= Murder of Sam Catron =

American politician (1953–2002)

Catron

Samuel Wilson Catron (May 11, 1953 – April 13, 2002) was sheriff of Pulaski County, Kentucky. On the evening of April 13, 2002, Catron was assassinated by Danny Shelley after he finished a campaign speech at a fish fry and political rally being held at the Shopville-Stab, Kentucky Volunteer Fire Department in the small community of Stab, Kentucky. Sheriff Catron was running for a fifth term as sheriff. His former deputy, Jeff Morris, who was campaigning against him, and Kenneth White, a well-known drug dealer, conspired to commit the murder. He is buried at Somerset Cemetery in Somerset, Kentucky, along with other relatives. A memorial for Sam Catron can be viewed by the public directly across from the fire department, where Catron fell beside his police cruiser.

==Biography==

Catron's father, Harold Catron, was chief of police in Somerset. He died in 1964 due to complications from a shotgun wound.
Catron graduated from Somerset High School in 1971. His career in law enforcement began in the mid-1970s as a Pulaski County sheriff's deputy. He quit in 1981 after Johnny Adams was elected sheriff. In 1982, Catron became the chief of police for Ferguson, Kentucky, leaving the position in 1985 after being elected sheriff of Pulaski County. He held the office the rest of his days. During his tenure, Catron served on the Kentucky Governor's Task Force for Marijuana Eradication, the Pulaski County Rescue Squad, the Appalachian High Density Drug Traffic Area task force, was a member of the National Sheriffs' Association and was named Sheriff of the Year in 1989. Sheriff Catron was well known as an enemy of drug traffickers, flying a helicopter to search for marijuana plants and filling courtrooms with offenders his department had nabbed. In his private life, Catron served on the board of his local Boy Scout troop, was a Vigil life member and past chief of the Kawida Lodge Order of the Arrow, Boy Scouts of America.

==Convictions==

Danny Shelley was convicted of firing the shot that killed Catron. A convicted drug dealer Kenneth White and Catron's political opponent Jeff Morris, a former deputy, were also convicted. It is believed that White wanted Morris to become sheriff and that was the motive for the shooting.

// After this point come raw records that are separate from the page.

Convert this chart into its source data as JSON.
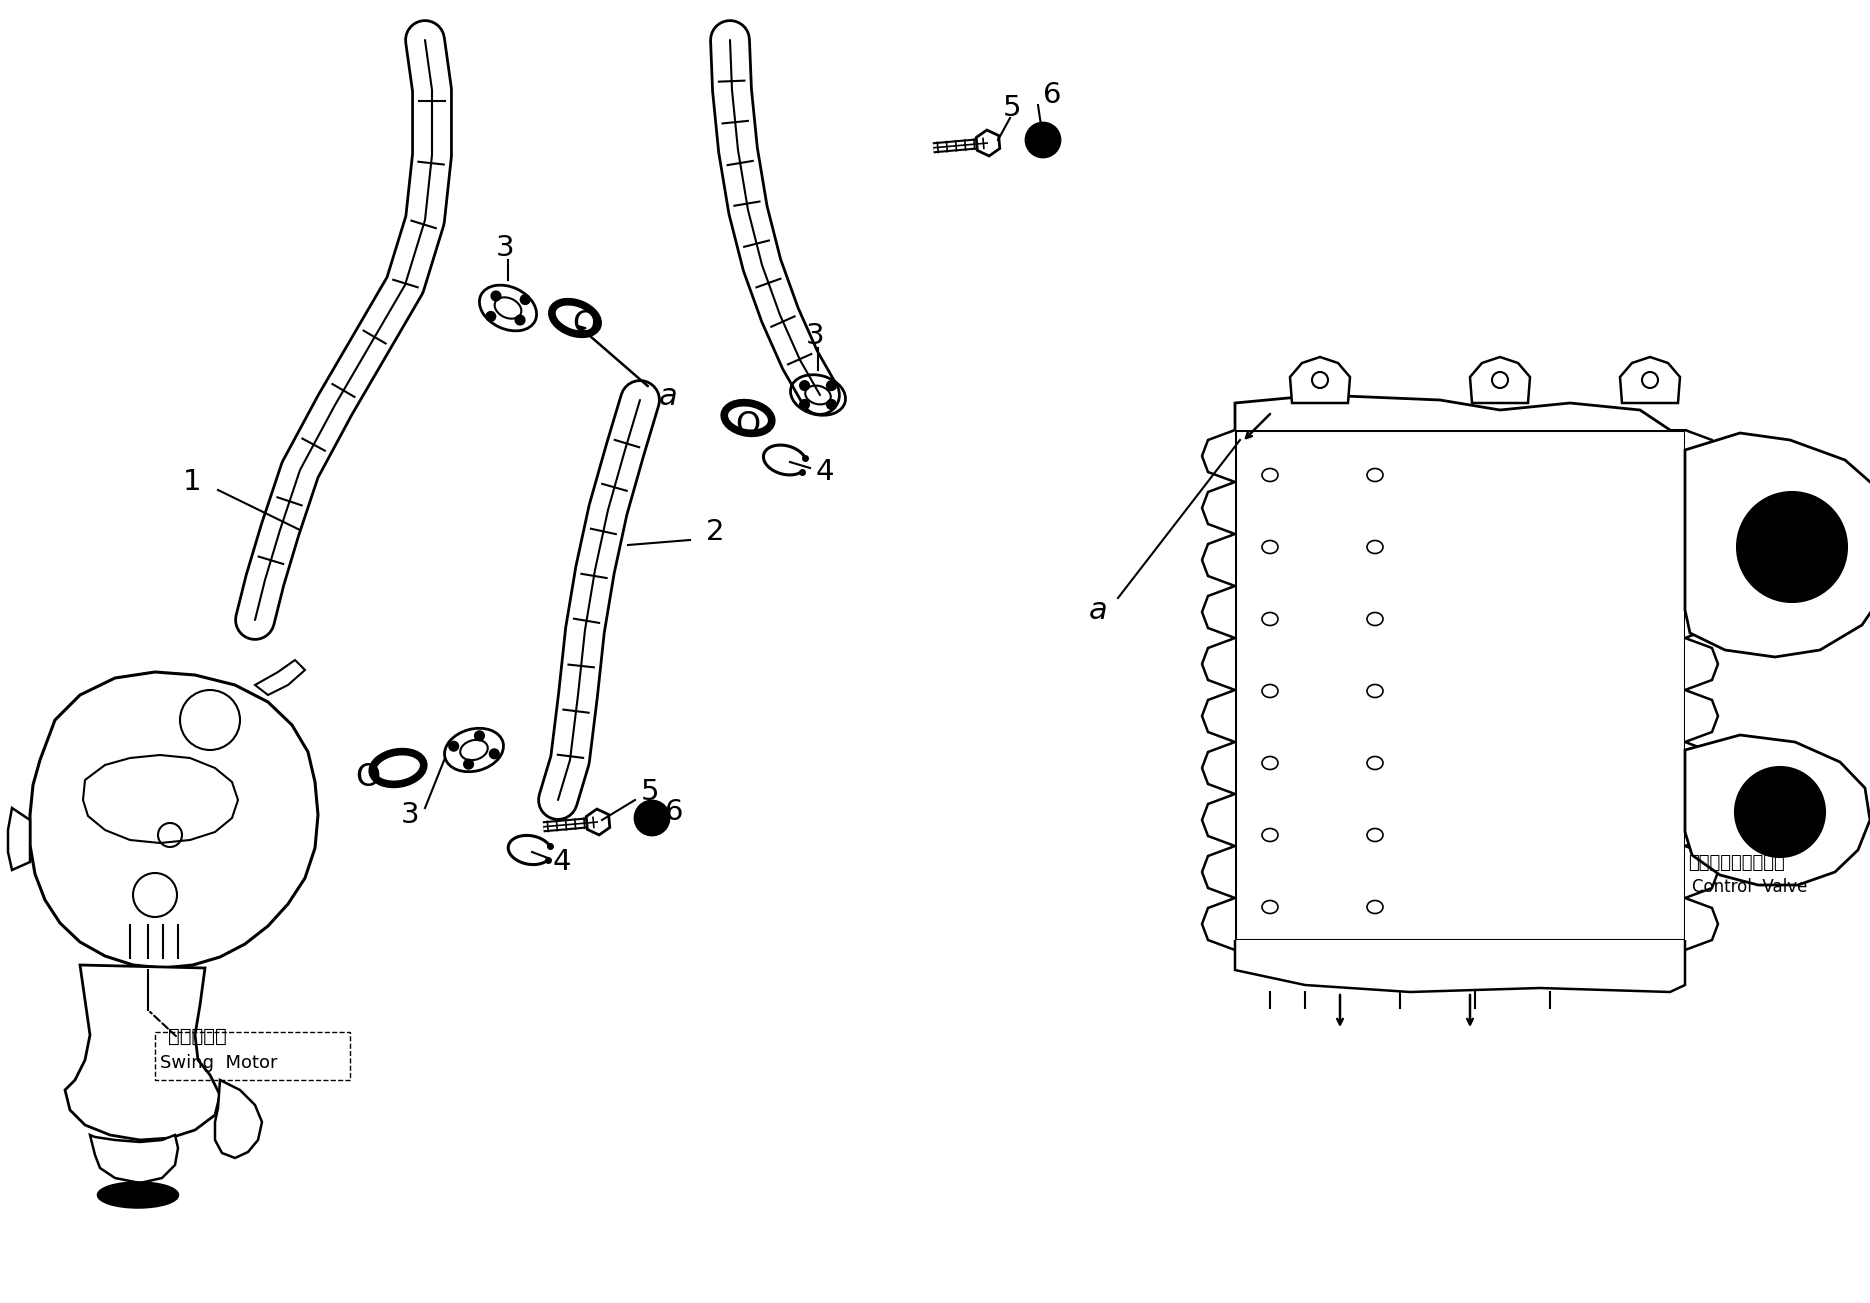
{
  "bg_color": "#ffffff",
  "line_color": "#000000",
  "swing_motor_jp": "旋回モータ",
  "swing_motor_en": "Swing  Motor",
  "control_valve_jp": "コントロールバルブ",
  "control_valve_en": "Control  Valve",
  "figsize": [
    18.7,
    13.03
  ],
  "dpi": 100,
  "xlim": [
    0,
    1870
  ],
  "ylim": [
    1303,
    0
  ]
}
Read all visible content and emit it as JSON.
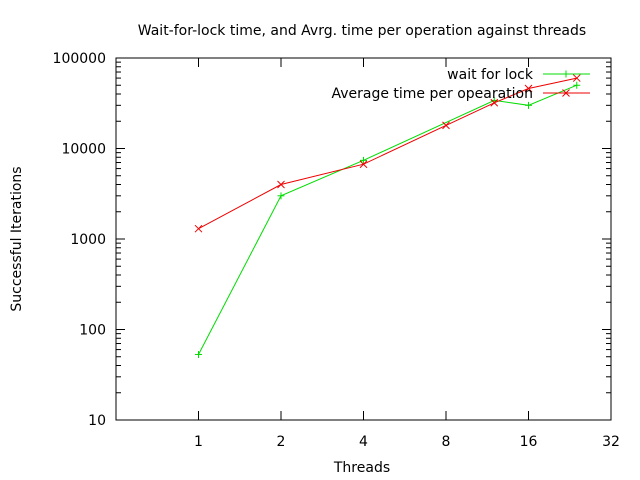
{
  "chart_data": {
    "type": "line",
    "title": "Wait-for-lock time, and Avrg. time per operation against threads",
    "xlabel": "Threads",
    "ylabel": "Successful Iterations",
    "x_scale": "log2",
    "y_scale": "log10",
    "xlim": [
      0.5,
      32
    ],
    "ylim": [
      10,
      100000
    ],
    "x_ticks": [
      1,
      2,
      4,
      8,
      16,
      32
    ],
    "y_ticks": [
      10,
      100,
      1000,
      10000,
      100000
    ],
    "x_tick_labels": [
      "1",
      "2",
      "4",
      "8",
      "16",
      "32"
    ],
    "y_tick_labels": [
      "10",
      "100",
      "1000",
      "10000",
      "100000"
    ],
    "grid": false,
    "legend_position": "top-right",
    "series": [
      {
        "name": "wait for lock",
        "color": "#00dd00",
        "marker": "plus",
        "x": [
          1,
          2,
          4,
          12,
          16,
          24
        ],
        "y": [
          53,
          3000,
          7400,
          34000,
          30000,
          50000
        ]
      },
      {
        "name": "Average time per opearation",
        "color": "#ee0000",
        "marker": "cross",
        "x": [
          1,
          2,
          4,
          8,
          12,
          16,
          24
        ],
        "y": [
          1300,
          4000,
          6700,
          18000,
          32000,
          46000,
          60000
        ]
      }
    ]
  }
}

Kenneth White was a prisoner of Kentucky State Reformatory until his death in November 2018. Shelley is serving a life sentence at Little Sandy Correctional Complex in Sandy Hook. He will be eligible for parole in 2027, after serving 25 years of his sentence.

==Assassination==

Catron was leaving a political rally at a fish fry when Shelley fired the shot that killed him. Shelley was 30 years old at the time. Shelley attempted to escape on a motorcycle. He was arrested after crashing the motorcycle, and implicated Morris and White. Morris was a former deputy who was running against Catron. White supported him, seeing an opportunity to replace Catron with a corrupt Sheriff. Shelley, who fired the fatal shot, was an addict who was obtaining drugs from White. He later claimed to be intoxicated and impaired at the time of the shooting.

==Profiles==

Catron's murder was profiled in an episode of the A&E Network's City Confidential, examining the town of Somerset, Kentucky, and was also explored in a third-season episode of Investigation Discovery's Sins and Secrets.

==Death of family members==

In 2023, Catron's brother and sister in law were found dead in their home. The cause of death was carbon monoxide poisoning. It is believed to have been accidental due to a vehicle that was left running in the garage.